Effect of Screw-Axial Vibration on Structure and Properties of Short Glass Fiber Reinforced High-Density Polyethylene Composites

Abstract

Interfaces between resins and glass fibers perform concernful roles in mechanical and physicochemistry properties in composites. Additionally, the increase of the glass fiber orientation can drastically strengthen the mechanical qualities of composites. Here we employ the screw-axial vibration force field (VFF) via the self-devised electromagnetic dynamic plastics injection-molding machine to demonstrate the effects of the orientation and distribution state of short glass fibers (SGFs) and the distribution state of interfacial modifiers, compared with steady-state injection molding. We thus fabricated the samples of SGF reinforced high-density polyethylene with graftomer, plasticizer and other additives under screw-axially superposing vibration force field. The composite samples experience tensile testing, impact testing, scanning electronic micrograph techniques and the mathematical calculation of orientation of short glass fibers.

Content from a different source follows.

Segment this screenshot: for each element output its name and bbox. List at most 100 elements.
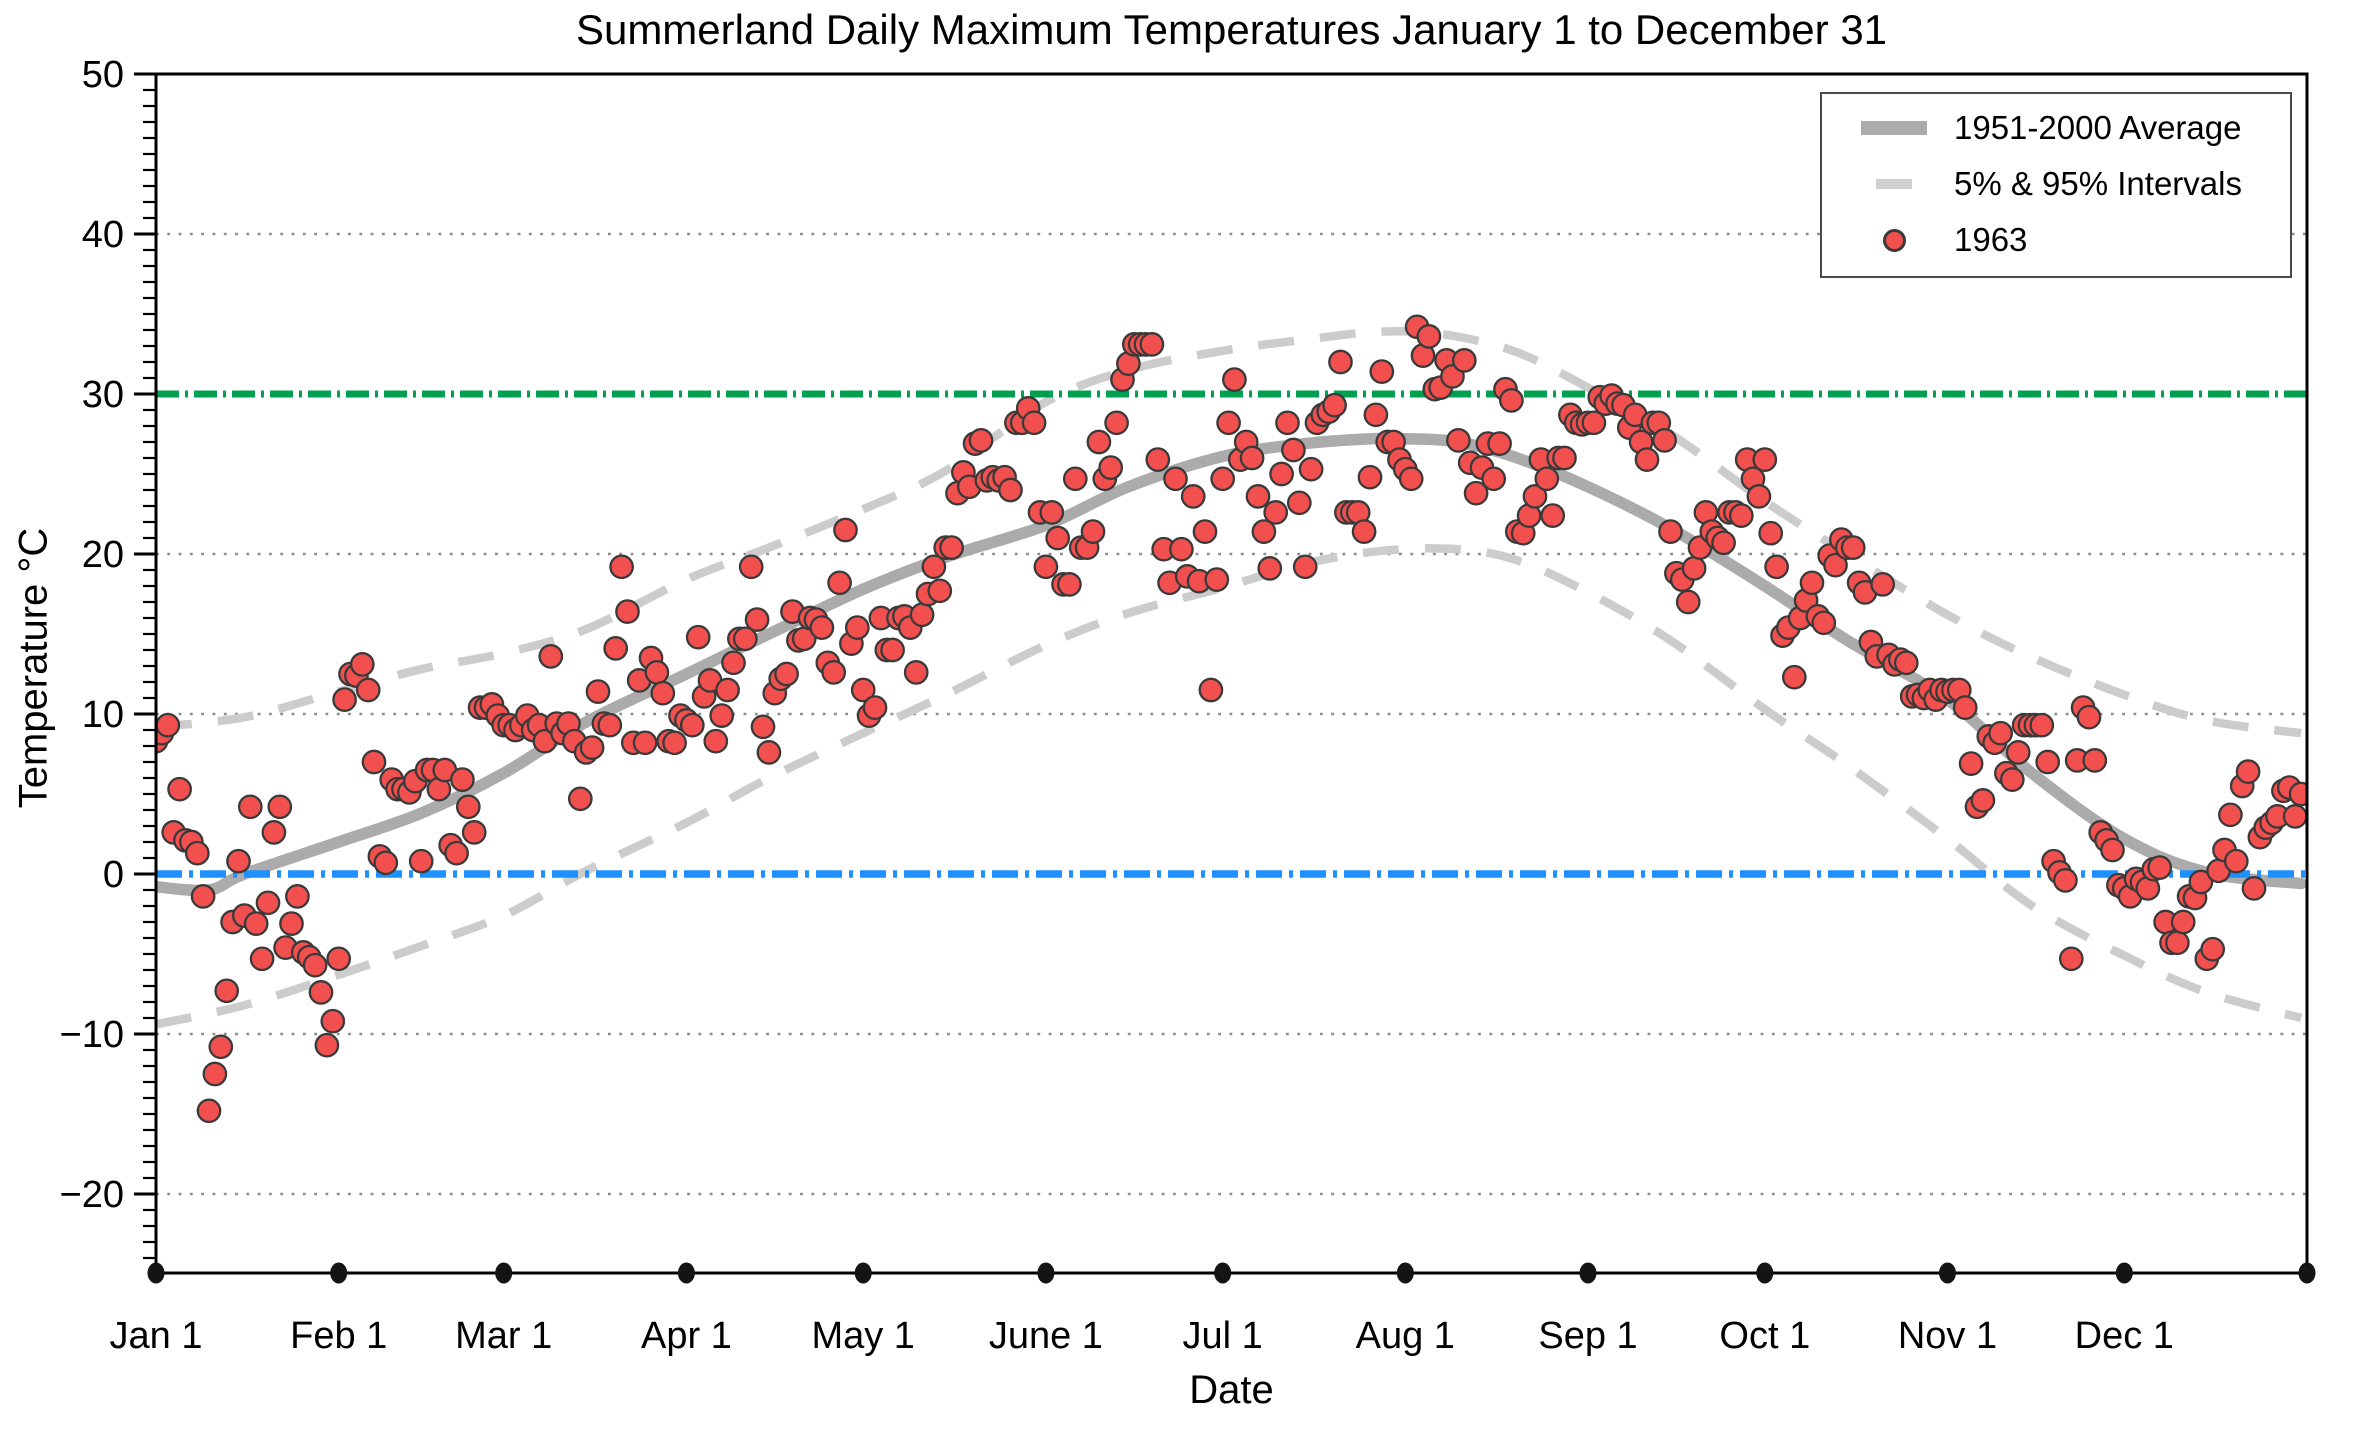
data-point (302, 952, 328, 978)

The results betray that VFF with the vibrational frequency f = 3 Hz and amplitude A = 0.2 mm considerably enhances the orientation of SGFs along the melt flow direction, even at the core, compared with steady-state injection molding. Likewise, VFF dramatically improves the distribution state of short glass fibers and interfacial modifiers. Therefore, the tensile strength and impact strength of specimens are both significantly heightened, in contrast with those of conventional injection molding specimens.